The seemingly cute and harmless giraffes are facing a dangerous survival disadvantage. Scientists are baffled as they are seeing dwarf giraffes for the first time.
Who knew the world’s tallest animal would have a tiny and cuter version of themselves. Researchers, however, are seriously concerned about the animals’ small stature.
Whenever we hear about giraffes, most of us will think of long necks, thin limbs and a height of almost 18 feet. Giraffes are some of the fascinating creatures since they are the tallest animals in the whole world! However, in the rarest of rarest incidences, scientists and people were shocked to spot giraffes they never thought they would.
Unusually Small Giraffes
Two tiny giraffes were spotted in the wilderness of Uganda. These giraffes are dwarfs compared to the other giraffes, but that doesn’t mean these giraffes are the height of an ordinary human being, they are still taller than us! However, these adorable creatures were trotting around the jungles with a height of around 9 feet or 2.7 metres.
Not only were several researchers and people are taken aback by it, but they were also amused and in disbelief cause, only a few had imagined that a massive creature like a giraffe would also end up in having tinier versions of itself. Michael Brown, a conservation researcher with the Giraffe Conservation Foundation who led the study on dwarf giraffes “The initial reaction was disbelief.
Sightings & Nomenclature of the Uncommon Giraffes
One of the giraffes has been named ‘Gimli’, A name quite familiar amongst the Lord of the Rings fanbase. Gimli was first spotted in 2015 in Uganda’s Murchison Falls National Park. At that time, the researchers were shocked to encounter a giraffe half the average height size.
Gimli is a 9-foot-4-inch-tall or 2.8 metres tall giraffe. Gimli’s legs were abnormally short and bulky. According to media outlets, the giraffe seemed like someone stuck the neck and face of a giraffe on a zebra, or horse. In 2018, scientists encountered another 8-foot-6-inch-tall or 2.6 metres giraffe. This giraffe was shorter than Gimli and was nicknamed ‘Nigel’.
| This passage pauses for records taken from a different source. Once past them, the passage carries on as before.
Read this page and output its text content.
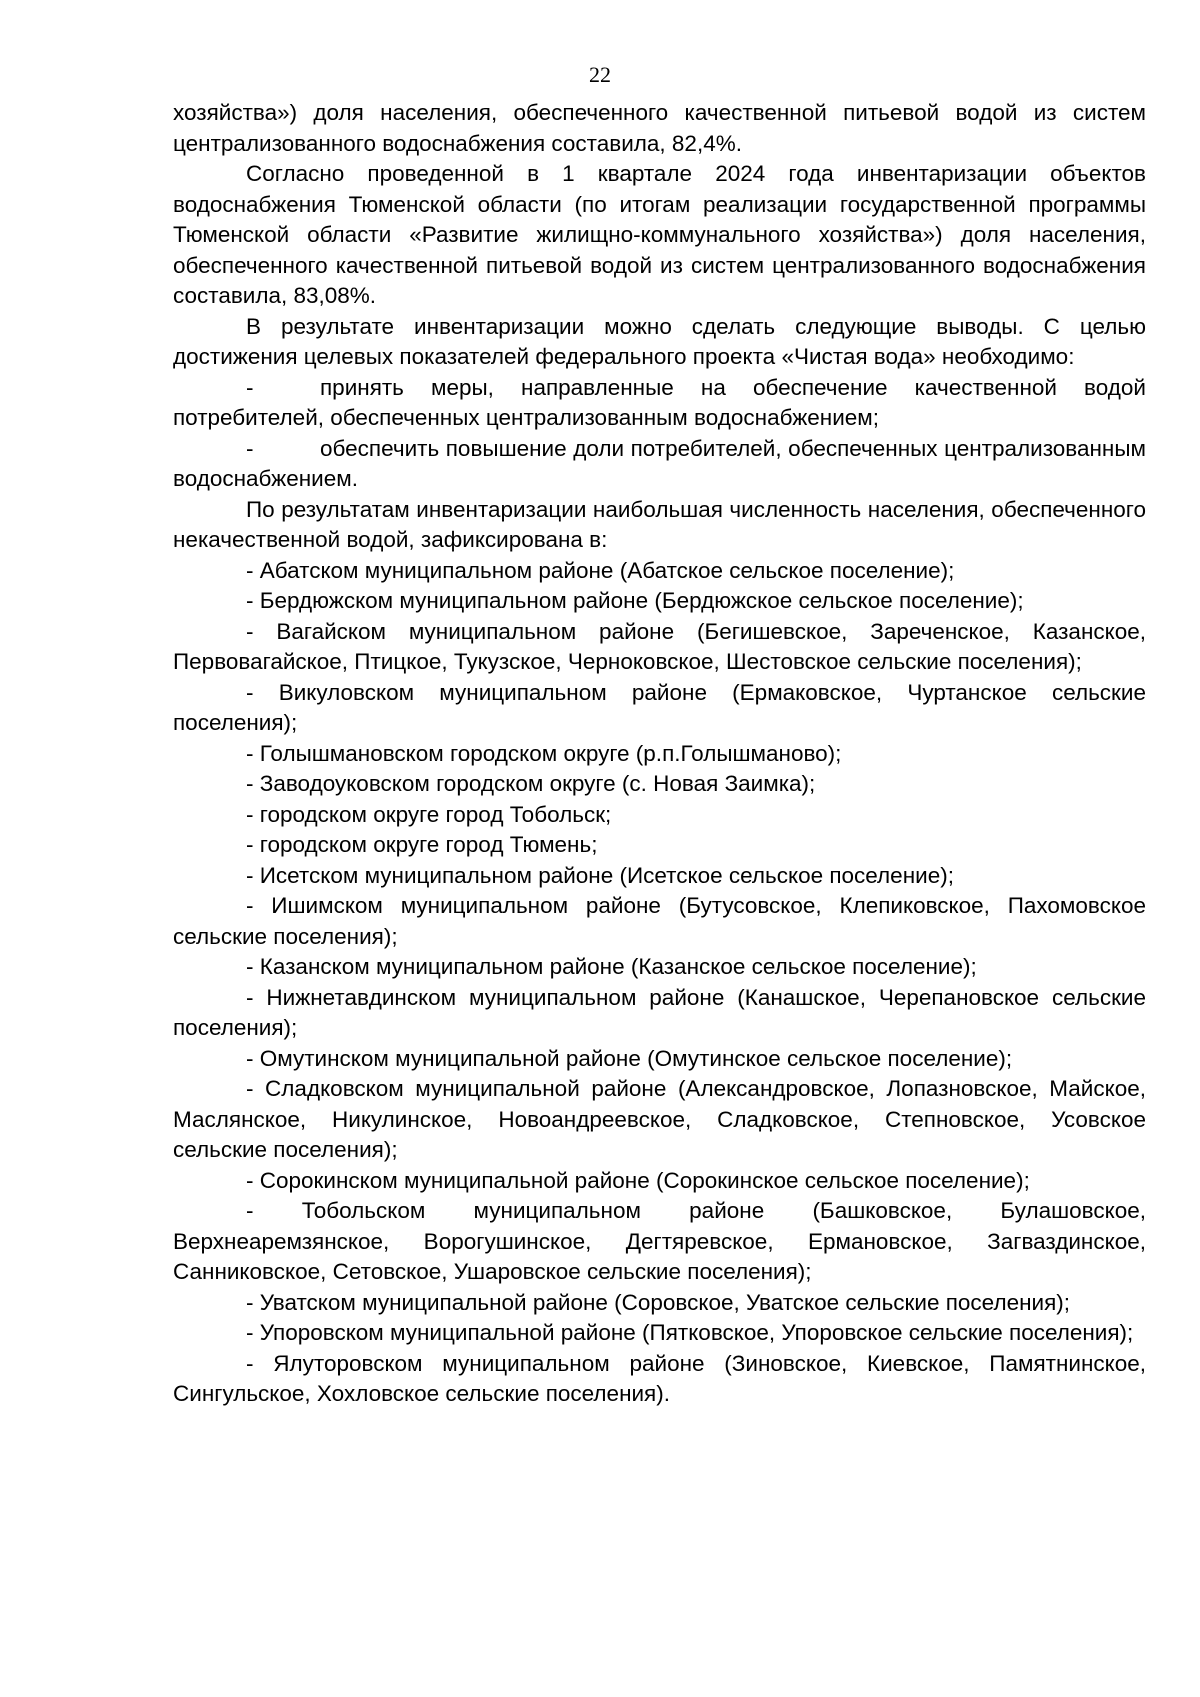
22

хозяйства») доля населения, обеспеченного качественной питьевой водой из систем централизованного водоснабжения составила, 82,4%.

Согласно проведенной в 1 квартале 2024 года инвентаризации объектов водоснабжения Тюменской области (по итогам реализации государственной программы Тюменской области «Развитие жилищно-коммунального хозяйства») доля населения, обеспеченного качественной питьевой водой из систем централизованного водоснабжения составила, 83,08%.

В результате инвентаризации можно сделать следующие выводы. С целью достижения целевых показателей федерального проекта «Чистая вода» необходимо:

-	принять меры, направленные на обеспечение качественной водой потребителей, обеспеченных централизованным водоснабжением;

-	обеспечить повышение доли потребителей, обеспеченных централизованным водоснабжением.

По результатам инвентаризации наибольшая численность населения, обеспеченного некачественной водой, зафиксирована в:

- Абатском муниципальном районе (Абатское сельское поселение);

- Бердюжском муниципальном районе (Бердюжское сельское поселение);

- Вагайском муниципальном районе (Бегишевское, Зареченское, Казанское, Первовагайское, Птицкое, Тукузское, Черноковское, Шестовское сельские поселения);

- Викуловском муниципальном районе (Ермаковское, Чуртанское сельские поселения);

- Голышмановском городском округе (р.п.Голышманово);

- Заводоуковском городском округе (с. Новая Заимка);

- городском округе город Тобольск;

- городском округе город Тюмень;

- Исетском муниципальном районе (Исетское сельское поселение);

- Ишимском муниципальном районе (Бутусовское, Клепиковское, Пахомовское сельские поселения);

- Казанском муниципальном районе (Казанское сельское поселение);

- Нижнетавдинском муниципальном районе (Канашское, Черепановское сельские поселения);

- Омутинском муниципальной районе (Омутинское сельское поселение);

- Сладковском муниципальной районе (Александровское, Лопазновское, Майское, Маслянское, Никулинское, Новоандреевское, Сладковское, Степновское, Усовское сельские поселения);

- Сорокинском муниципальной районе (Сорокинское сельское поселение);

- Тобольском муниципальном районе (Башковское, Булашовское, Верхнеаремзянское, Ворогушинское, Дегтяревское, Ермановское, Загваздинское, Санниковское, Сетовское, Ушаровское сельские поселения);

- Уватском муниципальной районе (Соровское, Уватское сельские поселения);

- Упоровском муниципальной районе (Пятковское, Упоровское сельские поселения);

- Ялуторовском муниципальном районе (Зиновское, Киевское, Памятнинское, Сингульское, Хохловское сельские поселения).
Nigel was located on a secluded farm in central Namibia, according to a recent study published on 30th December in the journal BMC Research Notes.
Analysis of the Situation
Dr Brown outlined, “We get to know the giraffes, and these populations, rather intimately. Giraffes have unique coat patterns, and we can identify them as individuals using some pattern recognition.” After analysing the dimensions of these dwarf giraffes and comparing them with the other normal giraffes within the same age range, they concluded that both Gimli and Nigel are suffering from skeletal dysplasia faulty bone development, which resulted in their dwarfism.
Dwarfism is rarely observed in the wild as compared to domestic animals, including humans. Hence, it was such a shocker to see Nigel and Gimli strut around with such tiny heights. So far, both Gimli and Nigel are the first reported giraffes with skeletal dysplasia or dwarfism.
Impediments to the Giraffes' Survival
Of the many reasons researchers are concerned, Nigel and Gimli will be at a survival disadvantage due to their heights. Their short limbs mean that predators like Lions could easily take them down. According to Dr Brown, this is because, “They cannot effectively run and kick, which are two of the giraffe’s most effective anti-predator tactics.”
The second problem would be that mating will turn extremely difficult for both the giraffes. Both are male, and an average female giraffe is around 14 feet or 4.3 metres tall. Hence, mounting of females’ torso would be extremely hard given their short legs, but maybe they could achieve it if they had a stool to step on.
Gimli was last seen in March 2017, while Nigel was prior observed July 2020. Since then, they haven’t been seen, but the researchers are optimistic that they will soon encounter the tiny trotters in the wild once more.
Concerns in Totality
Julian Fennessy, director and co-founder of Giraffe Conservation Foundation (GCF), delineated, “The fact that this is the first description of the dwarf giraffe is just another example of how little we know about these charismatic animals. There is just so much more to know about the giraffes in Africa, and we need to stand tall now to save them before it is too late.”
A concerning note is that giraffes’ population has been on a significant decline in the wholes African continent since the past few decades. According to the GCF only around 111,000 giraffes are left in the wild with 1300 of them in Uganda.